Confirming that I am still seeing this in rc1

I'm seeing this with the LS 5.0 release version too.

Were you able to resolve it?

Thanks,
Sanjiv

I had the error through RC1 - however, I have not seen it yet since upgrading to 5.0.0 GA.

When I have a small number of file inputs I don't see this but when the number of file inputs are >50 I start seeing this. I'll log a separate bug report for this.

Thanks,
Sanjiv

That could be something.....

For me it wasn't dependent on number of inputs but rather number of events of messages per second - which could equate to your multiple inputs depending on data flow.

That's good to know. I'll keep that in mind when trying to further troubleshoot by pointing to files that don't have much logging.

Can anyone explain what this logstash.instrument.periodicpoller.jvm Periodic Poller is doing? Is it safe to disable and if so how? It doesn't appear to be related to the functionality of processing the input but rather related to JVM metrics collection.

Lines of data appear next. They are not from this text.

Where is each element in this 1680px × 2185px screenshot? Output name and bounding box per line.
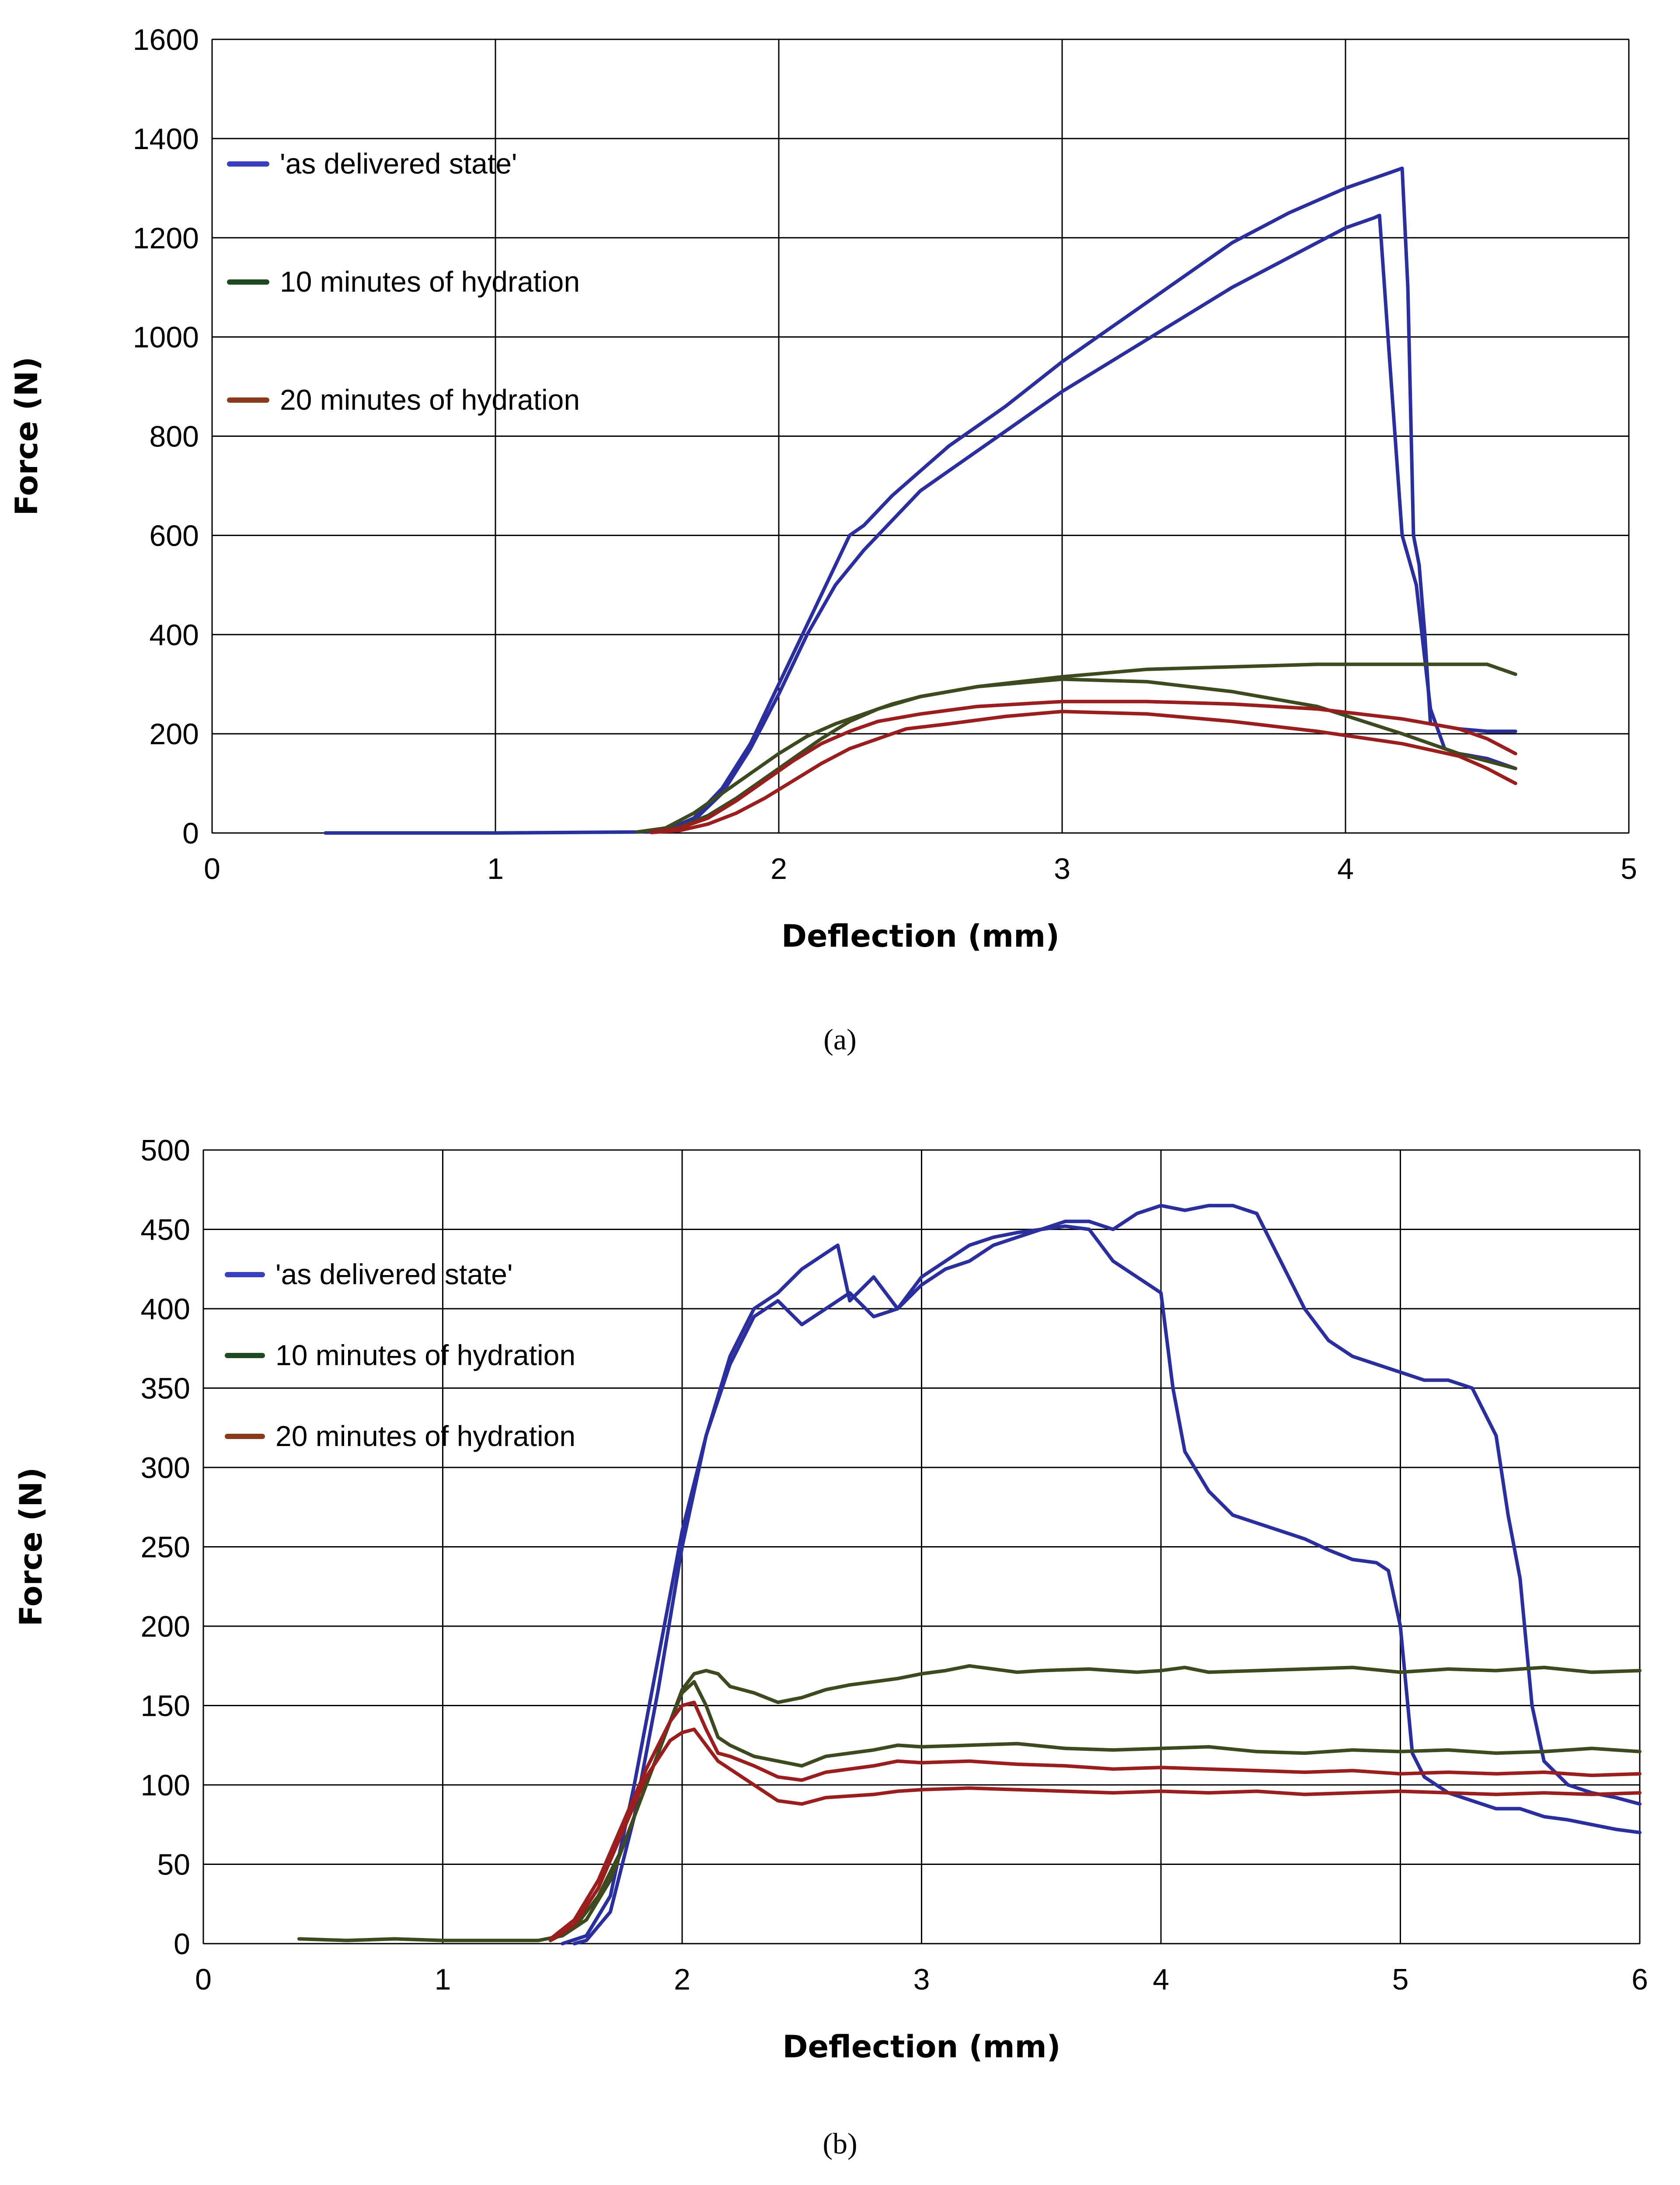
y-tick-label: 350 [141, 1372, 190, 1405]
x-tick-label: 4 [1337, 852, 1354, 885]
x-tick-label: 0 [195, 1963, 212, 1996]
x-axis-label: Deflection (mm) [781, 918, 1060, 954]
series-line [649, 710, 1517, 834]
x-tick-label: 2 [770, 852, 787, 885]
x-axis-label: Deflection (mm) [782, 2029, 1060, 2065]
y-tick-label: 1200 [133, 222, 199, 255]
x-tick-label: 5 [1392, 1963, 1409, 1996]
series-line [572, 1204, 1642, 1945]
y-tick-label: 450 [141, 1213, 190, 1247]
legend-label: 10 minutes of hydration [275, 1339, 575, 1371]
series-line [548, 1701, 1642, 1941]
y-tick-label: 600 [150, 519, 199, 552]
y-tick-label: 400 [150, 618, 199, 652]
y-tick-label: 250 [141, 1531, 190, 1564]
y-tick-label: 1400 [133, 122, 199, 156]
legend-label: 20 minutes of hydration [275, 1420, 575, 1452]
legend-label: 'as delivered state' [280, 147, 517, 180]
legend: 'as delivered state' 10 minutes of hydrat… [227, 147, 580, 416]
y-tick-label: 1600 [133, 23, 199, 56]
legend: 'as delivered state' 10 minutes of hydrat… [225, 1258, 575, 1452]
figure-caption: (a) [823, 1023, 856, 1056]
series-line [324, 166, 1517, 835]
y-tick-label: 50 [157, 1848, 190, 1882]
x-tick-label: 6 [1631, 1963, 1648, 1996]
y-tick-label: 500 [141, 1134, 190, 1167]
legend-label: 10 minutes of hydration [280, 265, 580, 298]
y-tick-label: 0 [174, 1927, 190, 1961]
figure-caption: (b) [823, 2127, 857, 2160]
y-tick-label: 100 [141, 1769, 190, 1802]
y-tick-label: 300 [141, 1451, 190, 1485]
legend-label: 'as delivered state' [275, 1258, 513, 1290]
y-tick-label: 0 [182, 817, 199, 850]
y-tick-label: 200 [141, 1610, 190, 1643]
y-tick-label: 800 [150, 420, 199, 453]
x-tick-label: 2 [674, 1963, 690, 1996]
chart-b: 0 50 100 150 200 250 300 350 400 450 500 0 1 2 3 4 5 6 Def… [13, 1134, 1648, 2160]
y-axis-label: Force (N) [9, 357, 45, 516]
x-tick-label: 3 [913, 1963, 930, 1996]
x-tick-label: 1 [487, 852, 504, 885]
x-tick-label: 4 [1153, 1963, 1169, 1996]
series-line [561, 1224, 1642, 1945]
y-tick-label: 1000 [133, 321, 199, 354]
series-line [297, 1664, 1642, 1942]
x-tick-label: 5 [1621, 852, 1637, 885]
series-line [635, 213, 1517, 834]
x-tick-label: 0 [204, 852, 220, 885]
x-tick-label: 1 [435, 1963, 451, 1996]
y-tick-label: 200 [150, 718, 199, 751]
chart-a: 0 200 400 600 800 1000 1200 1400 1600 0 1 2 3 4 5 Defle… [9, 23, 1637, 1056]
y-tick-label: 150 [141, 1690, 190, 1723]
y-axis-label: Force (N) [13, 1467, 49, 1627]
legend-label: 20 minutes of hydration [280, 383, 580, 416]
x-tick-label: 3 [1054, 852, 1070, 885]
series-line [548, 1727, 1642, 1942]
series-line [635, 662, 1517, 834]
series-line [649, 700, 1517, 834]
series-line [548, 1680, 1642, 1942]
y-tick-label: 400 [141, 1293, 190, 1326]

I might have to set the log level of logstash.instrument.periodicpoller.jvm set to FATAL to avoid seeing this noise.

Thanks,
Sanjiv

The poller is gathering system stats for the jvm/os and this mean it took too much time to complete the operation.
Some system call takes more times or have a lower priority so they can cause the poller to timeout.

I've created 2 issues related to that:


The fix are easy to do, I think for now you can hide them using the log4j settings.

Thank you for the explanation. Makes me feel better getting confirmation that it's okay to hime them using a log4j setting. We we know the overhead of the JVM stat collector? Would being able to disable it via a setting help improve the performance of a heavily loaded LS instance? I ran LS 2.2.2 with the same config as LS 5.0 and a change made to a log file was picked up immediately by the LS 2.2.2 file filter but for 12-20s on LS 5.0 and during that period I saw a bunch of these timeout errors. Not sure if it's related to the slowdown of the file notification in LS 5.0, or unrelated.

Was this resolved ?

I am also facing exactly the same issue.